Неподалеку от нас вдоль стены прошла девушка, совершая прогулку. В опущенной руке она держала книгу, а другой прикрывала от солнца глаза. Казалось, она размышляла над прочитанным. Маленькая зеленая соломенная шляпка с белой лентой, концы которой были повязаны на груди, осеняла мягкие каштановые волосы, спадавшие локонами до пояса. Длинное белое платье, перехваченное у бедер зеленым поясом, развевал весенний ветер, открывая ножку и несколько обрисовывая колено. Поднятая рука была белее муслина, из которого она выскальзывала, и свет зари играл на нежных ямочках ее пальцев.

К несчастью, край ее платья зацепился о куст, и ей пришлось остановиться, чтобы его освободить; после того как она сделала это, взгляд ее темных глаз упал нечаянно на меня. И что это были за глаза! Сотворена ли пара им подобных? Девушка пришла в некоторое замешательство, увидев нас в такой близи; нежный румянец проступил сквозь легкую бледность, и вдруг она как будто обронила что-то на землю и принялась это искать. Моя лошадь встала на дыбы, граф громко прикрикнул на нее, молодая особа выпрямилась, побледнела и заспешила прочь. Я успокоил лошадь и поглядел вослед незнакомке; на повороте она замедлила шаг, снова обернулась и взглянула на меня.

Граф тем временем крепко подтянул подпругу и снова сел в седло. Возбужденная лошадь встала на дыбы; мой друг был еще мною занят и мою бледность приписал испугу, не заметив ее истинной причины. Когда же он увидел, как я беспокойно оглянулся на ходу, заметил он тотчас и девушку, которая еще раз посмотрела нам вслед. Она исчезла, и у графа вырвалось восклицание:

— Боже милосердный!

Более прибавить было нечего, разве что в сей краткий возглас вложить все то изумление, каковое отобразилось на лице С—и. Но и это казалось мне слишком малым. Сердце мое стеснило переполнившее его восхищение, и оставалось лишь сожалеть о бедности нашей речи. Какое странное движение больной души!

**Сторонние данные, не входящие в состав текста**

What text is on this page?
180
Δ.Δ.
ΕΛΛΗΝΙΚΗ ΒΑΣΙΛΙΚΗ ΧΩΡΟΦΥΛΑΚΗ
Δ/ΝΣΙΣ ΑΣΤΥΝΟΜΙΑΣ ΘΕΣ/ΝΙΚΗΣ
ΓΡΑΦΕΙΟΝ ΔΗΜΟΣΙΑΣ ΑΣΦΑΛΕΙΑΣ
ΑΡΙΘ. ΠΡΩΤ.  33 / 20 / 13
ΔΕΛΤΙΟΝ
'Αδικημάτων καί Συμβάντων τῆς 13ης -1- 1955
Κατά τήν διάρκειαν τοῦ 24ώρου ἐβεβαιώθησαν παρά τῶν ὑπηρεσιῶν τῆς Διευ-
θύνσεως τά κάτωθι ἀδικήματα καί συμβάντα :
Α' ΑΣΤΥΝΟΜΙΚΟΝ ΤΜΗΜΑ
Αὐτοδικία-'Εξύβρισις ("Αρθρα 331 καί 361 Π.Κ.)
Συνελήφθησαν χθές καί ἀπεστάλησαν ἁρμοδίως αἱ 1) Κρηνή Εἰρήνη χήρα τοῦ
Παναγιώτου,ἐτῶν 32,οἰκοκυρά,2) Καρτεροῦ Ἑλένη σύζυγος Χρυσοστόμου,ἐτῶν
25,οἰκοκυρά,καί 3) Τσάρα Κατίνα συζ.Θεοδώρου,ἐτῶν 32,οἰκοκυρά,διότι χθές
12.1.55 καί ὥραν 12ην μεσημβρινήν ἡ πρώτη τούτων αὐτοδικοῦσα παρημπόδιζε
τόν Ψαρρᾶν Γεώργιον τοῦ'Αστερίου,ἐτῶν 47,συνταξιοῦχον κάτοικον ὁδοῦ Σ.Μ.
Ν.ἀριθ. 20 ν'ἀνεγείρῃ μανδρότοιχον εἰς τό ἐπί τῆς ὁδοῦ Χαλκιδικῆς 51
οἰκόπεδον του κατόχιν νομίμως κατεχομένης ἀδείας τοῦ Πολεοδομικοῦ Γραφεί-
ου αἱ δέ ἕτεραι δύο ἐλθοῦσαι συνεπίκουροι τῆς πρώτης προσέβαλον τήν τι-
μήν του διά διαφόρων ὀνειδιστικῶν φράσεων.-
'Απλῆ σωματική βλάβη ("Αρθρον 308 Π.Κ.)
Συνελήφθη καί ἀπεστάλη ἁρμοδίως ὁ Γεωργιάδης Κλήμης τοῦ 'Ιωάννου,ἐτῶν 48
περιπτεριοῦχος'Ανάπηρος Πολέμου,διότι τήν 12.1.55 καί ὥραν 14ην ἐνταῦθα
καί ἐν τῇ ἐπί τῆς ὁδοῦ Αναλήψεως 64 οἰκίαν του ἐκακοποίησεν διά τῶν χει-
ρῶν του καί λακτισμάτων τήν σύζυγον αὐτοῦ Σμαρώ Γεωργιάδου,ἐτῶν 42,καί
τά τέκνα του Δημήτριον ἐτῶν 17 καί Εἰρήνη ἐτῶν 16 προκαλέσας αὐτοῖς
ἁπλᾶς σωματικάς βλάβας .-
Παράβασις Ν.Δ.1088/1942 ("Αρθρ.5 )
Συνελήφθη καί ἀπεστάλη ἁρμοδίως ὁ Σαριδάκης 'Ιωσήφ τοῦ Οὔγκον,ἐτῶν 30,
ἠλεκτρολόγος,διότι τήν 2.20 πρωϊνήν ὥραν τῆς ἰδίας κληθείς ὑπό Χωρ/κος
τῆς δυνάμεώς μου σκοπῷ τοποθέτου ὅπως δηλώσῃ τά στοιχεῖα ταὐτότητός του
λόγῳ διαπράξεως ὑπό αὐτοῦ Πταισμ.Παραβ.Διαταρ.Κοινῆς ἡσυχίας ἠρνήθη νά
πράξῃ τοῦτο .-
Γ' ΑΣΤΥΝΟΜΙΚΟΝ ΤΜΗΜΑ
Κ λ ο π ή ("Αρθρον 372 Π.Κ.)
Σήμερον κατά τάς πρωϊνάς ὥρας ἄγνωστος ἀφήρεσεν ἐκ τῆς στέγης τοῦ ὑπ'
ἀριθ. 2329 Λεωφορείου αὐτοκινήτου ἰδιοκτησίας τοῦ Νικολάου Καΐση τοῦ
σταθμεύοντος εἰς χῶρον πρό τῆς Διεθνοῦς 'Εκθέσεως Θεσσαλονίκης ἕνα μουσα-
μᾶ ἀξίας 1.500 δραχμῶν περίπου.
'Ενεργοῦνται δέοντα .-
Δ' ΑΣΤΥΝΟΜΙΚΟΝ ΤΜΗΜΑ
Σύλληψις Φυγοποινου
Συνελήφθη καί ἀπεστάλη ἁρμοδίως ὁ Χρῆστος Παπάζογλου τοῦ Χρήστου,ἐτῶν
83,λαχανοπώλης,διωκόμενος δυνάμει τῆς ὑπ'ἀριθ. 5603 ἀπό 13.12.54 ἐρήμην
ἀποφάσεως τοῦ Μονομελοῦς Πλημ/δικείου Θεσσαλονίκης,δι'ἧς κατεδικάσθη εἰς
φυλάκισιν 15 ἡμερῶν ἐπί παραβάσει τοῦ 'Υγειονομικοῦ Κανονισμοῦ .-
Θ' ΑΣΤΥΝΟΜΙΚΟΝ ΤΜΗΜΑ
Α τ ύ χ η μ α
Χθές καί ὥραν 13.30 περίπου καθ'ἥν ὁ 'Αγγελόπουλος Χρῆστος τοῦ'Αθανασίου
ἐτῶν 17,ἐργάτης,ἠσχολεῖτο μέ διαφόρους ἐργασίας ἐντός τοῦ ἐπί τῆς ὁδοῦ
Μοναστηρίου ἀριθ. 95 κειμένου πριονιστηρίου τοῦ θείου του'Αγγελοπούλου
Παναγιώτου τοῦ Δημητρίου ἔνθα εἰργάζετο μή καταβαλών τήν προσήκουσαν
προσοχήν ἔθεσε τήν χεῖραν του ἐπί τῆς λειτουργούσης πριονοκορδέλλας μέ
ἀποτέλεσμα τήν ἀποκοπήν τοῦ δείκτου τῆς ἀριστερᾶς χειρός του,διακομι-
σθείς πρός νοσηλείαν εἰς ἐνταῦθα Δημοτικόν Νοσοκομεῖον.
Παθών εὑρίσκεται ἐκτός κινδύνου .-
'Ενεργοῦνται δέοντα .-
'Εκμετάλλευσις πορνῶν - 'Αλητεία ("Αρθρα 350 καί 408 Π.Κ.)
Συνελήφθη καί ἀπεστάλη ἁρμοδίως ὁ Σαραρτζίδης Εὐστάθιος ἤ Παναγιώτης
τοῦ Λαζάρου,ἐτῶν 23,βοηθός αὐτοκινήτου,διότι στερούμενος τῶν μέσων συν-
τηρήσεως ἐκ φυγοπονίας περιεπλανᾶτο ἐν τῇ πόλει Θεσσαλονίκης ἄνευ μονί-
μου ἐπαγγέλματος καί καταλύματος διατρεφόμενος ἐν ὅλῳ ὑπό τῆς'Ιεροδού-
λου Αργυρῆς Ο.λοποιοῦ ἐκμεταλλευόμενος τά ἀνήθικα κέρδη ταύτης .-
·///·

Но мое волнение, сменившееся давящим покоем, искало выхода наружу. Я предчувствовал, что здесь предстоит мне пережить большие перемены. Граф, знавший меня досконально, наблюдал за мной примерно с минуту в безмолвном удивлении и затем сказал мне мягко:

— Бедняга Г**.

Он распознал растущую во мне страсть, он знал, что я слишком восприимчив, чтобы в любви обрести счастье, и охотно погасил бы ее первую искру. Похоже, он не верил в возможность того, что душа этой девушки не менее прекрасна, чем ее внешность, и, поскольку не было никакого средства помешать нашему знакомству, он решил способствовать его ускорению. Граф надеялся, что, узнав сию особу ближе и почувствовав себя обманутым, я с легкостью излечусь от любви к ней.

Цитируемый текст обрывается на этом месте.